Mickey Huff is the director of Project Censored and president of the Media Freedom Foundation. To date, he has co-edited thirteen volumes of Project Censored’s annual book series. He is co-author with Nolan Higdon of United States of Distraction: Media Manipulation in Post-Truth America (And What We Can Do About It) (City Lights Books, 2019) and Let’s Agree to Disagree: A Critical Thinking Guide to Communication, Conflict Management, and Critical Media Literacy (Routledge, 2022). He is a professor of social science, history, and journalism at Diablo Valley College in the San Francisco Bay Area, where he is chair of the journalism department. In 2019, Huff received the Beverly Kees Educator Award as part of the James Madison Freedom of Information Award from the Society for Professional Journalists, Northern California. He is also the executive producer and host of The Project Censored Show, the weekly syndicated public affairs program that originates from KPFA Pacifica Radio in Berkeley, California, and which airs on more than fifty stations around the United States. He lives in Northern California with his family and two heavy metal pets, Lemmy the dog and Ozzy the cat.
Purchase United States of Distraction: Media Manipulation in Post-Truth America (And What We Can Do About It) at this link.
Reina Robinson is a coordinator of services for San Francisco Bay Area justice-involved youth since 2016. She earned a BA in ethnic studies and Black studies, with a minor in genders and sexualities in communities of color, plus a master of arts degree in communication at California State University, East Bay. Reina is a certified community resiliency model (CRM) and youth mental health first aid (YMHFA) instructor, vice-chair of the Museum of Children’s Art, and founder of the Center for Urban Excellence, a nonprofit organization whose mission is to foster resilience in system-involved youth using education, and economic and social opportunities. She resides in her hometown of Vallejo, California, and designs events focusing on Black experiences, the future, mental health, and resilience. Outside her profession, she enjoys live music, hiking, BBQing with family, and reading Afrofuturism.
Andy Lee Roth is the associate director of Project Censored and co-editor of thirteen editions of the Project’s yearbook.
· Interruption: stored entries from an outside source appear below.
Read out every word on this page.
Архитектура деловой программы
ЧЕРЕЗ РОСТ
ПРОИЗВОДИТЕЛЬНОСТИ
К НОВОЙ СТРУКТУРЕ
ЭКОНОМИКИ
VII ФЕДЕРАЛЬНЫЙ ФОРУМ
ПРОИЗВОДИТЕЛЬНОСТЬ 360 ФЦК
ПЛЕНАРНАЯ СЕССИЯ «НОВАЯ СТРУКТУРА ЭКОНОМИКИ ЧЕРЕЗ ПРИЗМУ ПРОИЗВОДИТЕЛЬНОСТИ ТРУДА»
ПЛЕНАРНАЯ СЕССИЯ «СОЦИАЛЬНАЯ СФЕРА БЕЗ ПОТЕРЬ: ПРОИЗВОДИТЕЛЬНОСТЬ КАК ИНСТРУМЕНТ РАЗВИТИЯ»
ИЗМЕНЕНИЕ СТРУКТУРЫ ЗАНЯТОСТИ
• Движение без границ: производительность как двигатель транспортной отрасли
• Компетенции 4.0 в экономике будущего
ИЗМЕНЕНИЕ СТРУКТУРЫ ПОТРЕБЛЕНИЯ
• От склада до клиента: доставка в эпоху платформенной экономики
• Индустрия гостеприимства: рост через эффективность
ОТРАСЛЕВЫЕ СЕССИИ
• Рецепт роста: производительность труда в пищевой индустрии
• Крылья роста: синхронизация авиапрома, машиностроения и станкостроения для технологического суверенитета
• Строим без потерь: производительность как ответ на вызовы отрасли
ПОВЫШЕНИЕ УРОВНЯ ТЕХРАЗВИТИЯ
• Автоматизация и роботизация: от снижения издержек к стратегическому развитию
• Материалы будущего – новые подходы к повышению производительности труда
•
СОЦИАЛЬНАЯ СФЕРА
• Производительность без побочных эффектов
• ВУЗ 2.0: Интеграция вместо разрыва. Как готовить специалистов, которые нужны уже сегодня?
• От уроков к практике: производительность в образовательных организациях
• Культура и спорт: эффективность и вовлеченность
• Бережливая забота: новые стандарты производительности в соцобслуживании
He coordinates the Project’s Campus Affiliates Program, a news media research network of several hundred students and faculty at two dozen colleges and universities across North America. His research and writing have been published in a variety of outlets, including Index on Censorship, In These Times, YES! Magazine, Truthout, Media, Culture & Society, and the International Journal of Press/Politics. He earned a PhD in sociology at the University of California, Los Angeles, and a BA in sociology and anthropology at Haverford College.
Maria Cecilia Soto is an undergraduate student at the University of California, Santa Cruz, studying applied linguistics and linguistics with a concentration in Spanish and teaching English as a second language. They are a student leader on campus, working as a residential assistant, and have experience working in the university classroom as a course assistant for Merrill College’s academic literacy and ethos course. Maria Cecilia is also involved in student life as one of the faces of UCSC’s promotional campaigns on campus and online. They greatly enjoy dancing and reading in their spare time.